Dissecting rice polyamine metabolism under controlled long-term drought stress

Abstract

A selection of 21 rice cultivars (Oryza sativa L. ssp. indica and japonica) was characterized under moderate long-term drought stress by comprehensive physiological analyses and determination of the contents of polyamines and selected metabolites directly related to polyamine metabolism. To investigate the potential regulation of polyamine biosynthesis at the transcriptional level, the expression of 21 genes encoding enzymes involved in these pathways were analyzed by qRT-PCR. Analysis of the genomic loci revealed that 11 of these genes were located in drought-related QTL regions, in agreement with a proposed role of polyamine metabolism in rice drought tolerance. The cultivars differed widely in their drought tolerance and parameters such as biomass and photosynthetic quantum yield were significantly affected by drought treatment. Under optimal irrigation free putrescine was the predominant polyamine followed by free spermidine and spermine. When exposed to drought putrescine levels decreased markedly and spermine became predominant in all cultivars. There were no correlations between polyamine contents and drought tolerance. GC-MS analysis revealed drought-induced changes of the levels of ornithine/arginine (substrate), substrates of polyamine synthesis, proline, product of a competing pathway and GABA, a potential degradation product. Gene expression analysis indicated that ADC-dependent polyamine biosynthesis responded much more strongly to drought than the ODC-dependent pathway. Nevertheless the fold change in transcript abundance of ODC1 under drought stress was linearly correlated with the drought tolerance of the cultivars. Combining metabolite and gene expression data, we propose a model of the coordinate adjustment of polyamine biosynthesis for the accumulation of spermine under drought conditions.

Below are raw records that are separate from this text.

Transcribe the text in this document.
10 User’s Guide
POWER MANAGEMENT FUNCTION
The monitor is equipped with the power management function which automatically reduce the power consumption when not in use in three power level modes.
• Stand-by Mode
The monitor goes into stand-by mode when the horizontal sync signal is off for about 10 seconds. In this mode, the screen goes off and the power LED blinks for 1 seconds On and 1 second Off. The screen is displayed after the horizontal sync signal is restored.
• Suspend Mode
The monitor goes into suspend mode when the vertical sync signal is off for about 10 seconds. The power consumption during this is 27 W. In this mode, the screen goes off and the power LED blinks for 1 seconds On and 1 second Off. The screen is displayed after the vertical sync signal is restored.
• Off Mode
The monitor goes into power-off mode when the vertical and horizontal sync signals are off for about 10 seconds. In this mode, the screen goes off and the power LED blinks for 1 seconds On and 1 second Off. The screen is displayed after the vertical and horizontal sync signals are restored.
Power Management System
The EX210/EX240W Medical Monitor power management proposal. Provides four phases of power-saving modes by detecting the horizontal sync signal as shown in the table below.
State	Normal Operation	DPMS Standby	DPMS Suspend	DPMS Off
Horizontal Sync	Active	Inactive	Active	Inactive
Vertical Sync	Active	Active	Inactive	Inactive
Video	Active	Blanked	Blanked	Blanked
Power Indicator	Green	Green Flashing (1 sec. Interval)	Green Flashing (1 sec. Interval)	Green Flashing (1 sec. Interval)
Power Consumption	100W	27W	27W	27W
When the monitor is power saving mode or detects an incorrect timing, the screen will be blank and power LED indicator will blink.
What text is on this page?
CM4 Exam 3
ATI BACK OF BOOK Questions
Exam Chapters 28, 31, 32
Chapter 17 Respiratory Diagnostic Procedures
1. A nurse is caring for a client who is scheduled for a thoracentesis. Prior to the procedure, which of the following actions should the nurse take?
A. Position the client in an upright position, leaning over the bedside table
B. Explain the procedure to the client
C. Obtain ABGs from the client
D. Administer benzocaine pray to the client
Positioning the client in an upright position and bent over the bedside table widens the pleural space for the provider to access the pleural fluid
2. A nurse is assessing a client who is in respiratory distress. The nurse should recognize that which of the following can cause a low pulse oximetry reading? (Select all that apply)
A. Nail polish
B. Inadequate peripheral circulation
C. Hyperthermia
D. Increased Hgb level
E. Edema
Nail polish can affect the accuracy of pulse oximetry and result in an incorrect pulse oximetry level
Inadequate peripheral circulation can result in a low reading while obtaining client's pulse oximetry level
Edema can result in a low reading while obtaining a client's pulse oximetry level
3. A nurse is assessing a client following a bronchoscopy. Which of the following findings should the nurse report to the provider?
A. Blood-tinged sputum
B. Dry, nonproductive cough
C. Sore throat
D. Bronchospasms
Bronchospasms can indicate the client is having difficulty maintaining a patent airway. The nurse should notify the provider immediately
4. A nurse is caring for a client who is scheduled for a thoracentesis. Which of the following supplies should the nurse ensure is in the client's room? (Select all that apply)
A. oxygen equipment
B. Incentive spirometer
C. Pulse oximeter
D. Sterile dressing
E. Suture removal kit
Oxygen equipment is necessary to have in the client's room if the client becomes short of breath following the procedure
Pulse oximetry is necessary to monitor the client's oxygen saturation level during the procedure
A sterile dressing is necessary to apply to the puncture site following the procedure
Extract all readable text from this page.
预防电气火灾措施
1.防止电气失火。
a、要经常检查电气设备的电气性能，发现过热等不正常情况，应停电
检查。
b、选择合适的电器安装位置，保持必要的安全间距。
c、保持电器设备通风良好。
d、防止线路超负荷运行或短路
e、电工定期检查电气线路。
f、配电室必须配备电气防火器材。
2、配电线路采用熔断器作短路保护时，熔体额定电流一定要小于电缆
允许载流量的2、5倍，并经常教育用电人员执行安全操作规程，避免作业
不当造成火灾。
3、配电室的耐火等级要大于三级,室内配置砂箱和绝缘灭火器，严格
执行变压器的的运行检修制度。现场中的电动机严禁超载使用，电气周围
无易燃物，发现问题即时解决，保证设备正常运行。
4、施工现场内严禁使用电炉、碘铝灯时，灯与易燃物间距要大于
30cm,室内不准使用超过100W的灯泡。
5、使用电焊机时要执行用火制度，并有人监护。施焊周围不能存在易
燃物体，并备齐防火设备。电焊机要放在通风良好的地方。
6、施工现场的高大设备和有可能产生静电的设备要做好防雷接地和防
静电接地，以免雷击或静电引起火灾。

Figure 1. Mean rank of stress damage evaluated by visual scoring after 18 days of drought treatment.

Each value represents the mean rank (±SE) of three experiments with five replicates each. Score of control plants was 1 (no damage) for 94% of the plants. Cultivars are ordered by mean rank. For cultivar numbers see Table 1.

Figure 2. Polyamine content under control and drought conditions.

The different panels show Put (A), Spd (B) and Spm (C) content of leaves of 21 rice cultivars. Cultivars numbered from 1 to 50 were sorted from most tolerant to most sensitive. Each value represents the mean (±SE) of two experiments with five replicates each.

Figure 3. Fold change of selected metabolites under drought in comparison to control conditions.

Fold change (log2) of metabolites in leaves of 21 cultivars is shown. Cultivars numbered from 1 to 50 were sorted from most tolerant to most sensitive. Data represent the means of five biological replicates from one experiment.

Figure 4. Expression of genes encoding enzymes involved in Put biosynthesis under control and drought conditions.

Panel (A) shows relative gene expression (log2) under control conditions determined for nine selected cultivars. Panel (B) shows the log2 fold change values for the gene expression under drought compared to control conditions. Data represent the means of two biological experiments with three technical replicates each. Cultivars were sorted from most tolerant to most sensitive.

Figure 5. Expression of genes encoding enzymes involved in Spd/Spm biosynthesis under control and drought conditions.

Panel (A) shows relative gene expression (log2) under control conditions determined for nine selected cultivars. Panel (B) shows the log2 fold change values for the gene expression under drought compared to control conditions. Data represent the means of two biological experiments with three technical replicates each. Cultivars were sorted from most tolerant to most sensitive.

Figure 6. Model for the regulation of polyamine metabolism in response to drought stress in rice leaves.

Red - decrease, blue – increase, green – cultivar dependent, black – not measured. Arg, arginine; Orn, ornithine; SAM, S-adenosylmethionine; dcSAM, decarboxylated S-adenosylmethionine.